E-commerce giant Rakuten Inc. said Friday it would postpone the launch of its own wireless telecommunications network until April, from its original planned date in October, as the firm still needs to install network base stations.
Rakuten Mobile Inc., a unit of the online shopping operator, now plans to offer a free-of-charge service to 5,000 customers in limited areas such as Tokyo and Osaka from next month before rolling out its full network service.
“We would like to accept applications for our full-scale services within this year after ensuring the stability of our network systems,” said Rakuten Chairman and CEO Hiroshi Mikitani at a news conference.
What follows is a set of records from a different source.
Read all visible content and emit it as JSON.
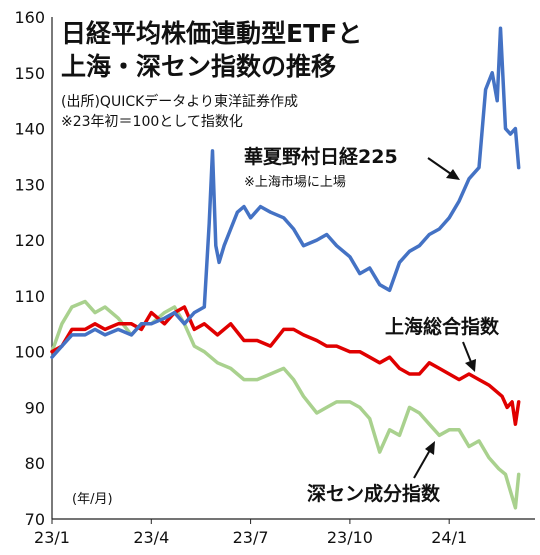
{
  "chart_data": {
    "type": "line",
    "title_line1": "日経平均株価連動型ETFと",
    "title_line2": "上海・深セン指数の推移",
    "source": "(出所)QUICKデータより東洋証券作成",
    "note": "※23年初＝100として指数化",
    "x_unit_label": "(年/月)",
    "x_ticks": [
      "23/1",
      "23/4",
      "23/7",
      "23/10",
      "24/1"
    ],
    "y_ticks": [
      "70",
      "80",
      "90",
      "100",
      "110",
      "120",
      "130",
      "140",
      "150",
      "160"
    ],
    "ylim": [
      70,
      160
    ],
    "xlim": [
      0,
      14.2
    ],
    "grid": false,
    "series": [
      {
        "name": "華夏野村日経225",
        "note": "※上海市場に上場",
        "color": "#4472C4",
        "x": [
          0,
          0.3,
          0.6,
          1.0,
          1.3,
          1.6,
          2.0,
          2.4,
          2.7,
          3.0,
          3.4,
          3.7,
          4.0,
          4.3,
          4.6,
          4.75,
          4.85,
          4.95,
          5.05,
          5.2,
          5.4,
          5.6,
          5.8,
          6.0,
          6.3,
          6.6,
          7.0,
          7.3,
          7.6,
          8.0,
          8.3,
          8.6,
          9.0,
          9.3,
          9.6,
          9.9,
          10.2,
          10.5,
          10.8,
          11.1,
          11.4,
          11.7,
          12.0,
          12.3,
          12.6,
          12.9,
          13.1,
          13.3,
          13.45,
          13.55,
          13.7,
          13.85,
          14.0,
          14.1
        ],
        "values": [
          99,
          101,
          103,
          103,
          104,
          103,
          104,
          103,
          105,
          105,
          106,
          107,
          105,
          107,
          108,
          123,
          136,
          119,
          116,
          119,
          122,
          125,
          126,
          124,
          126,
          125,
          124,
          122,
          119,
          120,
          121,
          119,
          117,
          114,
          115,
          112,
          111,
          116,
          118,
          119,
          121,
          122,
          124,
          127,
          131,
          133,
          147,
          150,
          145,
          158,
          140,
          139,
          140,
          133
        ]
      },
      {
        "name": "上海総合指数",
        "color": "#E00000",
        "x": [
          0,
          0.3,
          0.6,
          1.0,
          1.3,
          1.6,
          2.0,
          2.4,
          2.7,
          3.0,
          3.4,
          3.7,
          4.0,
          4.3,
          4.6,
          5.0,
          5.4,
          5.8,
          6.2,
          6.6,
          7.0,
          7.3,
          7.6,
          8.0,
          8.3,
          8.6,
          9.0,
          9.3,
          9.6,
          9.9,
          10.2,
          10.5,
          10.8,
          11.1,
          11.4,
          11.7,
          12.0,
          12.3,
          12.6,
          12.9,
          13.2,
          13.4,
          13.6,
          13.75,
          13.9,
          14.0,
          14.1
        ],
        "values": [
          100,
          101,
          104,
          104,
          105,
          104,
          105,
          105,
          104,
          107,
          105,
          107,
          108,
          104,
          105,
          103,
          105,
          102,
          102,
          101,
          104,
          104,
          103,
          102,
          101,
          101,
          100,
          100,
          99,
          98,
          99,
          97,
          96,
          96,
          98,
          97,
          96,
          95,
          96,
          95,
          94,
          93,
          92,
          90,
          91,
          87,
          91
        ]
      },
      {
        "name": "深セン成分指数",
        "color": "#A9D18E",
        "x": [
          0,
          0.3,
          0.6,
          1.0,
          1.3,
          1.6,
          2.0,
          2.4,
          2.7,
          3.0,
          3.4,
          3.7,
          4.0,
          4.3,
          4.6,
          5.0,
          5.4,
          5.8,
          6.2,
          6.6,
          7.0,
          7.3,
          7.6,
          8.0,
          8.3,
          8.6,
          9.0,
          9.3,
          9.6,
          9.9,
          10.2,
          10.5,
          10.8,
          11.1,
          11.4,
          11.7,
          12.0,
          12.3,
          12.6,
          12.9,
          13.2,
          13.5,
          13.7,
          13.85,
          14.0,
          14.1
        ],
        "values": [
          100,
          105,
          108,
          109,
          107,
          108,
          106,
          103,
          105,
          105,
          107,
          108,
          105,
          101,
          100,
          98,
          97,
          95,
          95,
          96,
          97,
          95,
          92,
          89,
          90,
          91,
          91,
          90,
          88,
          82,
          86,
          85,
          90,
          89,
          87,
          85,
          86,
          86,
          83,
          84,
          81,
          79,
          78,
          75,
          72,
          78
        ]
      }
    ]
  }
}
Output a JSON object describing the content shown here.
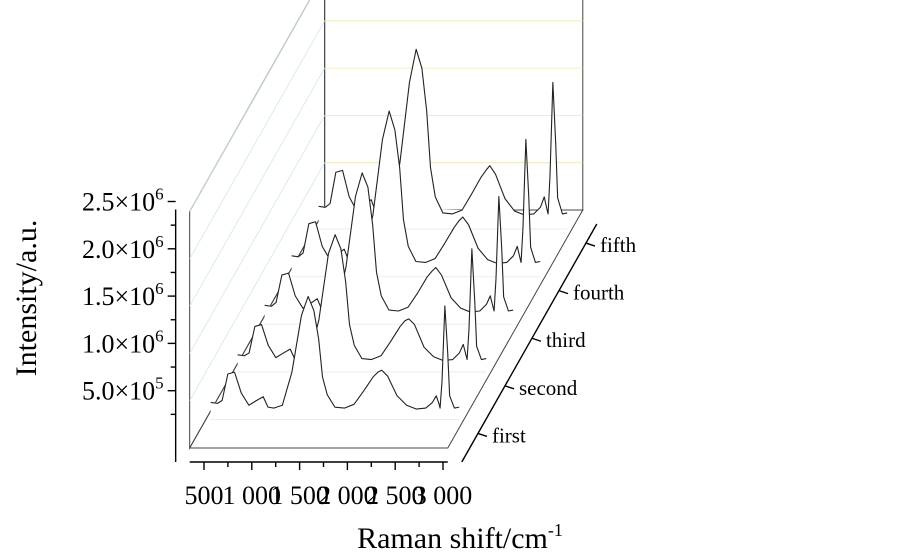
{
  "chart_data": {
    "type": "line",
    "view": "3d-waterfall",
    "xlabel": "Raman shift/cm",
    "xlabel_sup": "-1",
    "ylabel": "Intensity/a.u.",
    "x_ticks": [
      500,
      1000,
      1500,
      2000,
      2500,
      3000
    ],
    "x_tick_labels": [
      "500",
      "1 000",
      "1 500",
      "2 000",
      "2 500",
      "3 000"
    ],
    "xlim": [
      350,
      3050
    ],
    "y_ticks": [
      {
        "value": 500000,
        "mantissa": "5.0×10",
        "exp": "5"
      },
      {
        "value": 1000000,
        "mantissa": "1.0×10",
        "exp": "6"
      },
      {
        "value": 1500000,
        "mantissa": "1.5×10",
        "exp": "6"
      },
      {
        "value": 2000000,
        "mantissa": "2.0×10",
        "exp": "6"
      },
      {
        "value": 2500000,
        "mantissa": "2.5×10",
        "exp": "6"
      }
    ],
    "ylim": [
      0,
      2500000
    ],
    "wall_colors": {
      "side": "#e6fbf6",
      "back": "#faf7c9",
      "floor": "#ffffff"
    },
    "series": [
      {
        "name": "first",
        "x": [
          400,
          470,
          520,
          580,
          650,
          720,
          800,
          880,
          950,
          1000,
          1060,
          1150,
          1250,
          1350,
          1420,
          1480,
          1530,
          1570,
          1620,
          1700,
          1800,
          1900,
          2000,
          2100,
          2150,
          2190,
          2250,
          2350,
          2450,
          2550,
          2650,
          2720,
          2760,
          2790,
          2800,
          2820,
          2850,
          2880,
          2900,
          2950,
          3000
        ],
        "values": [
          180000,
          170000,
          200000,
          480000,
          500000,
          280000,
          150000,
          200000,
          240000,
          130000,
          120000,
          150000,
          500000,
          1100000,
          1300000,
          1150000,
          850000,
          450000,
          260000,
          130000,
          120000,
          160000,
          300000,
          450000,
          500000,
          520000,
          460000,
          250000,
          150000,
          110000,
          120000,
          180000,
          250000,
          160000,
          120000,
          400000,
          1200000,
          700000,
          250000,
          120000,
          130000
        ]
      },
      {
        "name": "second",
        "x": [
          400,
          470,
          520,
          580,
          650,
          720,
          800,
          880,
          950,
          1000,
          1060,
          1150,
          1250,
          1350,
          1420,
          1480,
          1530,
          1570,
          1620,
          1700,
          1800,
          1900,
          2000,
          2100,
          2150,
          2190,
          2250,
          2350,
          2450,
          2550,
          2650,
          2720,
          2760,
          2790,
          2800,
          2820,
          2850,
          2880,
          2900,
          2950,
          3000
        ],
        "values": [
          180000,
          170000,
          200000,
          480000,
          500000,
          280000,
          150000,
          200000,
          240000,
          130000,
          120000,
          150000,
          550000,
          1250000,
          1450000,
          1300000,
          950000,
          500000,
          280000,
          140000,
          130000,
          170000,
          320000,
          480000,
          540000,
          560000,
          500000,
          260000,
          160000,
          120000,
          130000,
          200000,
          290000,
          170000,
          130000,
          450000,
          1300000,
          750000,
          270000,
          130000,
          140000
        ]
      },
      {
        "name": "third",
        "x": [
          400,
          470,
          520,
          580,
          650,
          720,
          800,
          880,
          950,
          1000,
          1060,
          1150,
          1250,
          1350,
          1420,
          1480,
          1530,
          1570,
          1620,
          1700,
          1800,
          1900,
          2000,
          2100,
          2150,
          2190,
          2250,
          2350,
          2450,
          2550,
          2650,
          2720,
          2760,
          2790,
          2800,
          2820,
          2850,
          2880,
          2900,
          2950,
          3000
        ],
        "values": [
          200000,
          190000,
          230000,
          520000,
          540000,
          300000,
          170000,
          220000,
          270000,
          150000,
          140000,
          170000,
          600000,
          1350000,
          1600000,
          1450000,
          1050000,
          550000,
          300000,
          150000,
          140000,
          180000,
          330000,
          500000,
          560000,
          600000,
          520000,
          280000,
          170000,
          130000,
          140000,
          210000,
          300000,
          180000,
          140000,
          480000,
          1350000,
          800000,
          290000,
          140000,
          150000
        ]
      },
      {
        "name": "fourth",
        "x": [
          400,
          470,
          520,
          580,
          650,
          720,
          800,
          880,
          950,
          1000,
          1060,
          1150,
          1250,
          1350,
          1420,
          1480,
          1530,
          1570,
          1620,
          1700,
          1800,
          1900,
          2000,
          2100,
          2150,
          2190,
          2250,
          2350,
          2450,
          2550,
          2650,
          2720,
          2760,
          2790,
          2800,
          2820,
          2850,
          2880,
          2900,
          2950,
          3000
        ],
        "values": [
          220000,
          210000,
          250000,
          560000,
          580000,
          320000,
          180000,
          240000,
          290000,
          160000,
          150000,
          180000,
          650000,
          1450000,
          1750000,
          1550000,
          1150000,
          600000,
          320000,
          160000,
          150000,
          190000,
          350000,
          520000,
          590000,
          630000,
          550000,
          300000,
          180000,
          140000,
          150000,
          220000,
          320000,
          190000,
          150000,
          520000,
          1450000,
          850000,
          310000,
          150000,
          160000
        ]
      },
      {
        "name": "fifth",
        "x": [
          400,
          470,
          520,
          580,
          650,
          720,
          800,
          880,
          950,
          1000,
          1060,
          1150,
          1250,
          1350,
          1420,
          1480,
          1530,
          1570,
          1620,
          1700,
          1800,
          1900,
          2000,
          2100,
          2150,
          2190,
          2250,
          2350,
          2450,
          2550,
          2650,
          2720,
          2760,
          2790,
          2800,
          2820,
          2850,
          2880,
          2900,
          2950,
          3000
        ],
        "values": [
          240000,
          230000,
          270000,
          600000,
          620000,
          340000,
          190000,
          260000,
          310000,
          170000,
          160000,
          190000,
          700000,
          1550000,
          1900000,
          1700000,
          1250000,
          650000,
          340000,
          170000,
          160000,
          200000,
          370000,
          550000,
          620000,
          670000,
          580000,
          320000,
          190000,
          150000,
          160000,
          230000,
          340000,
          200000,
          160000,
          560000,
          1550000,
          900000,
          330000,
          160000,
          170000
        ]
      }
    ]
  }
}
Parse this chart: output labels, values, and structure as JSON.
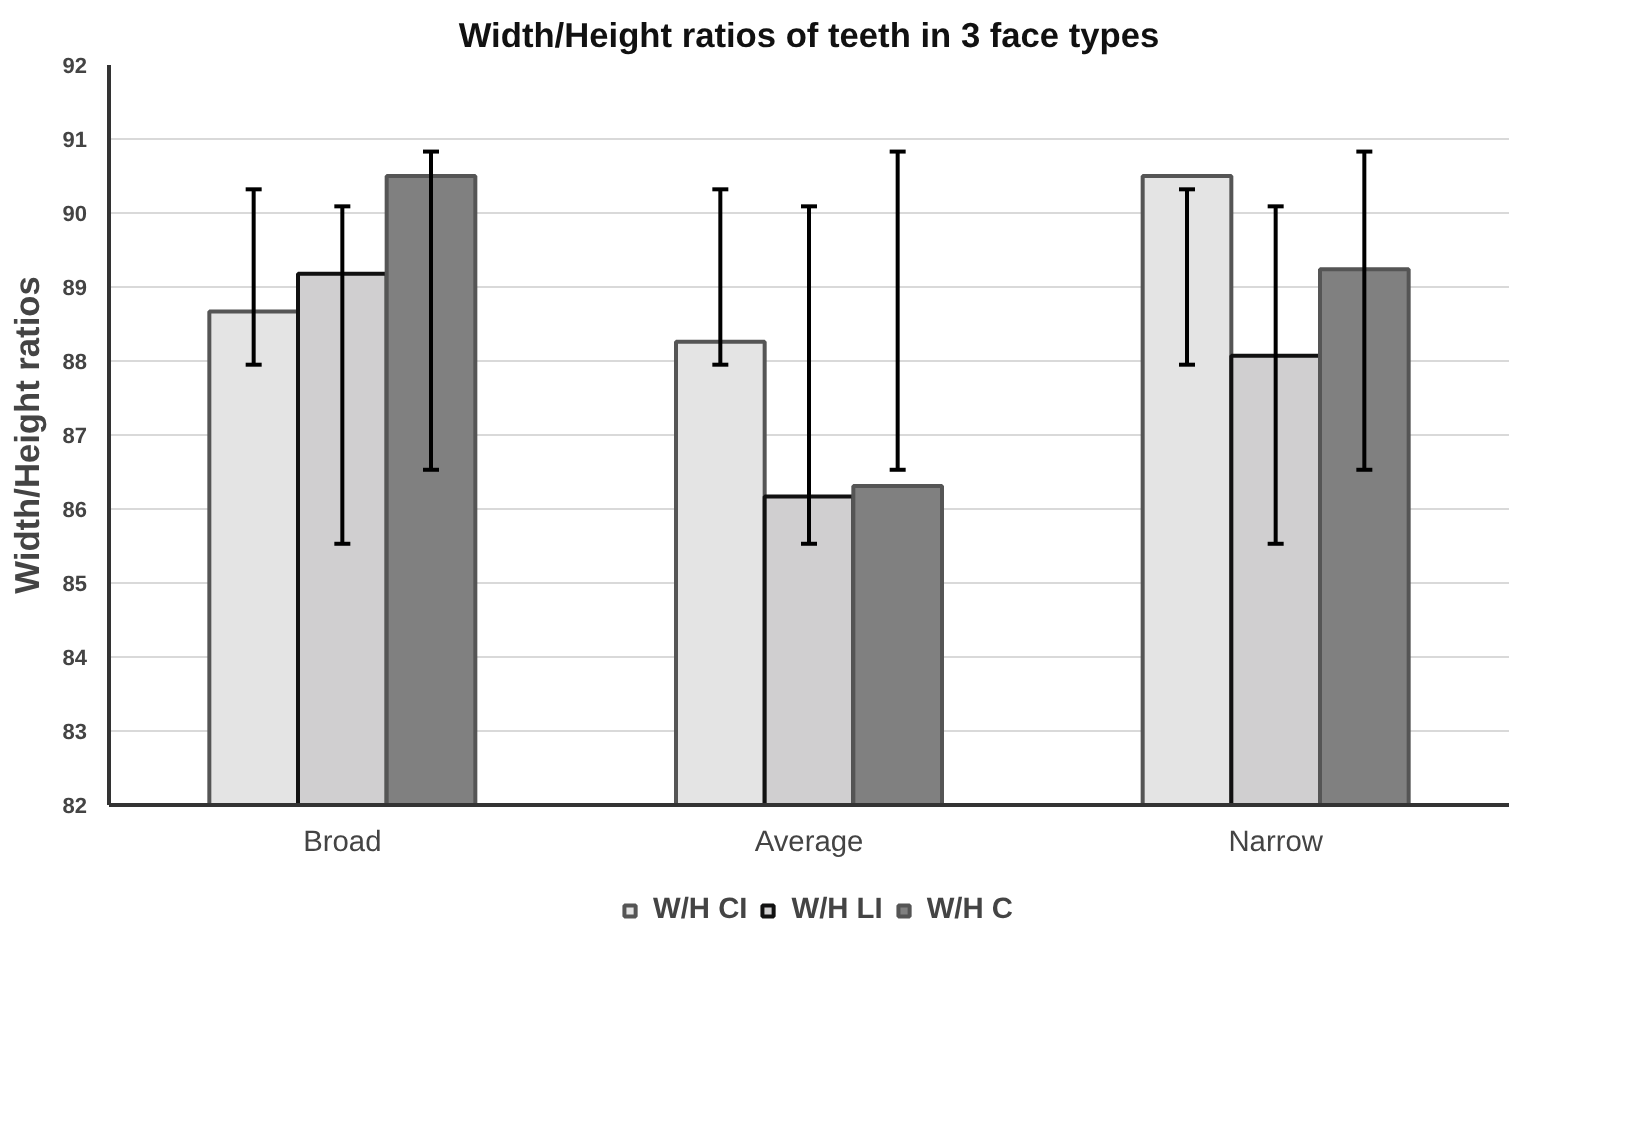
{
  "chart_data": {
    "type": "bar",
    "title": "Width/Height ratios of teeth in 3 face types",
    "ylabel": "Width/Height ratios",
    "categories": [
      "Broad",
      "Average",
      "Narrow"
    ],
    "series": [
      {
        "name": "W/H CI",
        "color": "#e4e4e4",
        "values": [
          88.67,
          88.26,
          90.5
        ],
        "errors": [
          [
            87.95,
            90.32
          ],
          [
            87.95,
            90.32
          ],
          [
            87.95,
            90.32
          ]
        ]
      },
      {
        "name": "W/H LI",
        "color": "#d0cfd0",
        "values": [
          89.18,
          86.17,
          88.07
        ],
        "errors": [
          [
            85.53,
            90.09
          ],
          [
            85.53,
            90.09
          ],
          [
            85.53,
            90.09
          ]
        ]
      },
      {
        "name": "W/H C",
        "color": "#808080",
        "values": [
          90.5,
          86.31,
          89.24
        ],
        "errors": [
          [
            86.53,
            90.83
          ],
          [
            86.53,
            90.83
          ],
          [
            86.53,
            90.83
          ]
        ]
      }
    ],
    "ylim": [
      82,
      92
    ],
    "yticks": [
      82,
      83,
      84,
      85,
      86,
      87,
      88,
      89,
      90,
      91,
      92
    ],
    "grid": "y",
    "legend": "bottom"
  }
}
“We will offer (lower) fees to our customers, which other wireless carriers cannot,” he added.
The online shopping operator also said it would not charge cancellation fees or introduce contract terms. It will sell only SIM-free handsets to its customers from October.
The online shopping operator’s move to become Japan’s fourth mobile phone carrier that operates its own network is expected to spur competition in the domestic mobile phone market, long dominated by NTT Docomo Inc., KDDI Corp. and SoftBank Corp.
Rakuten Mobile currently offers mobile services by renting the use of DoCoMo’s and KDDI’s networks, and will gradually shift to its own mobile network from October.
The government has called on mobile carriers to lower their fees, which are relatively high compared with other countries. A revised telecommunications business law was enacted in May to encourage them to cut charges.
Rakuten has said it has radically cut the cost of building the new network by using cloud-based software and commoditized hardware, instead of proprietary wireless radios.
However, it has run into delays constructing the network’s base stations due to difficulties securing the necessary land.
The firm has been told by the communications ministry to accelerate the build-out, and now plans to complete its total of 3,432 base stations — mainly in Tokyo, Osaka and Nagoya — by the end of March next year.
Rakuten has a roaming agreement with KDDI to help fill its coverage shortfall. That reliance further impedes the path to profitability for the mobile business, said Kazunori Ito, an analyst with Morningstar.
In a note ahead of the reports on the wireless network delay, Jefferies analyst Atul Goyal said Rakuten “lacks the financial, technical, manpower resources to compete” with the big three incumbents.